The fight scene and the costumes of the Spanish authorities were particularly impressive. No fancy theatrical stunts or over the top designs. Everything is so understated and that’s why it’s gritty. This looks like a world that has collapsed. Even the lack of trees and a general sense of doom are loudly sensed, because of their absence. It may look like this was easy to create, but it’s obvious that a very specific idea has been aimed for. It’s been attained and looks terrifying due to it being so close to what we all know, but yet so far from it too. That’s the genius of it. The weaponry is the guns that we have today. Seeing how quick those who wield them are to use it is what’s the scary part. The psychology of the show is expressed by the way it has been made to look. It’s smart and sparse, terrifying and taut.
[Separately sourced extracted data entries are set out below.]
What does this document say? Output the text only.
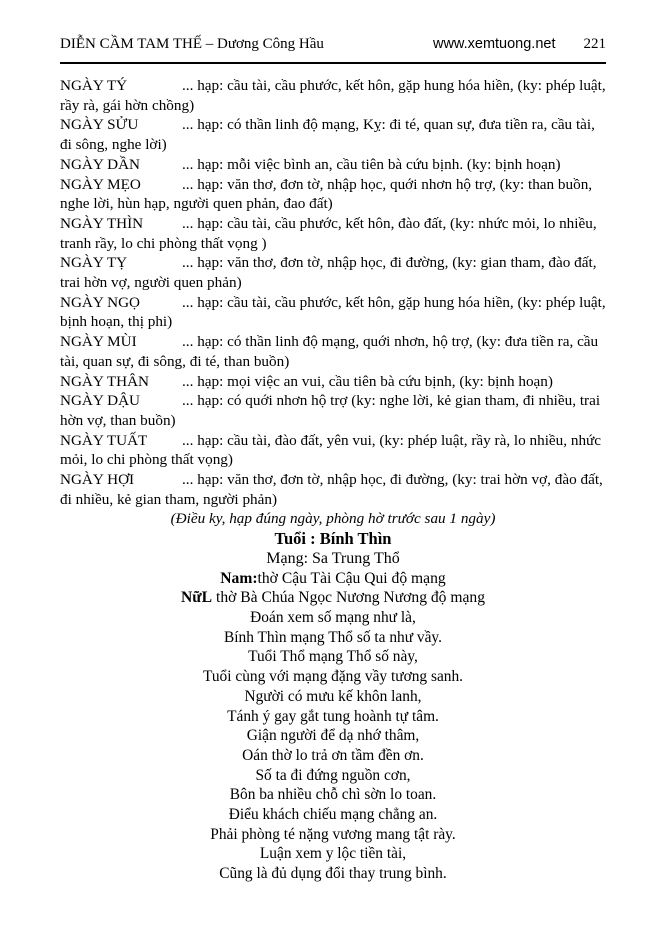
DIỄN CẦM TAM THẾ – Dương Công Hầu	www.xemtuong.net 221

NGÀY TÝ	... hạp: cầu tài, cầu phước, kết hôn, gặp hung hóa hiền, (ky: phép luật, rầy rà, gái hờn chồng)

NGÀY SỬU	... hạp: có thần linh độ mạng, Kỵ: đi té, quan sự, đưa tiền ra, cầu tài, đi sông, nghe lời)

NGÀY DẦN	... hạp: mỗi việc bình an, cầu tiên bà cứu bịnh. (ky: bịnh hoạn)

NGÀY MẸO	... hạp: văn thơ, đơn tờ, nhập học, quới nhơn hộ trợ, (ky: than buồn, nghe lời, hùn hạp, người quen phản, đao đất)

NGÀY THÌN	... hạp: cầu tài, cầu phước, kết hôn, đào đất, (ky: nhức mỏi, lo nhiều, tranh rầy, lo chi phòng thất vọng )

NGÀY TỴ	... hạp: văn thơ, đơn tờ, nhập học, đi đường, (ky: gian tham, đào đất, trai hờn vợ, người quen phản)

NGÀY NGỌ	... hạp: cầu tài, cầu phước, kết hôn, gặp hung hóa hiền, (ky: phép luật, bịnh hoạn, thị phi)

NGÀY MÙI	... hạp: có thần linh độ mạng, quới nhơn, hộ trợ, (ky: đưa tiền ra, cầu tài, quan sự, đi sông, đi té, than buồn)

NGÀY THÂN ... hạp: mọi việc an vui, cầu tiên bà cứu bịnh, (ky: bịnh hoạn)

NGÀY DẬU	... hạp: có quới nhơn hộ trợ (ky: nghe lời, kẻ gian tham, đi nhiều, trai hờn vợ, than buồn)

NGÀY TUẤT ... hạp: cầu tài, đào đất, yên vui, (ky: phép luật, rầy rà, lo nhiều, nhức mỏi, lo chi phòng thất vọng)

NGÀY HỢI	... hạp: văn thơ, đơn tờ, nhập học, đi đường, (ky: trai hờn vợ, đào đất, đi nhiều, kẻ gian tham, người phản)

(Điều ky, hạp đúng ngày, phòng hờ trước sau 1 ngày)

Tuổi : Bính Thìn

Mạng: Sa Trung Thổ

Nam:thờ Cậu Tài Cậu Qui độ mạng

NữL thờ Bà Chúa Ngọc Nương Nương độ mạng

Đoán xem số mạng như là,

Bính Thìn mạng Thổ số ta như vầy.

Tuổi Thổ mạng Thổ số này,

Tuổi cùng với mạng đặng vầy tương sanh.

Người có mưu kế khôn lanh,

Tánh ý gay gắt tung hoành tự tâm.

Giận người để dạ nhớ thâm,

Oán thờ lo trả ơn tầm đền ơn.

Số ta đi đứng nguồn cơn,

Bôn ba nhiều chỗ chì sờn lo toan.

Điểu khách chiếu mạng chẳng an.

Phải phòng té nặng vương mang tật rày.

Luận xem y lộc tiền tài,

Cũng là đủ dụng đổi thay trung bình.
Overall (including Incidental Music)
There was nothing to firmly put this show in the realm of sci-fi. Yet, that’s what we think of it as. As this was only episode one there may yet be technologies that have come available that are used. The children being taken strongly suggested that they may well what part of what makes it sci-fi. We know they’re being experimented on, just not to what extent and why. It was refreshing seeing a show that didn’t rely on a central plot device to work, from the off. The circumstances are the plot. Watching the show felt eerily relatable at times. Whilst we’re currently not living this way, the reality of it didn’t seem only the stuff of speculative fiction. The themes of the show were strong and that made for compelling viewing. Those that are natives were treated like immigrants and asylum seekers are today. Turning the tables like this was a fantastic way of exploring how privilege and fortune are only ever really down to circumstances. From this theme stems others, like poverty, desperation, and distrust of others.
The music of the show was also understated and weaved in flawlessly. The instrumental pieces added to the atmosphere. Again, a great choice to keep the show’s tone as understated. Not using known songs or ones from pop culture kept the realism going. When the children sang the hymn it really hit home how totalitarian it was. Spain was under a Fascist dictatorship into the 1970s, which many viewers may not know, or have forgotten. Using this history is powerful and lets people see a story that is written by those who clearly haven’t forgotten. With this wonderful first episode under its belt, this is a really promising start. A show for grown-ups that’s smart, character-driven and visually innovative. Great stuff. After “The Boys” this is the new priority for Friday’s, as new episodes drop weekly. We’ll be on hand to review them and very much look forward to it.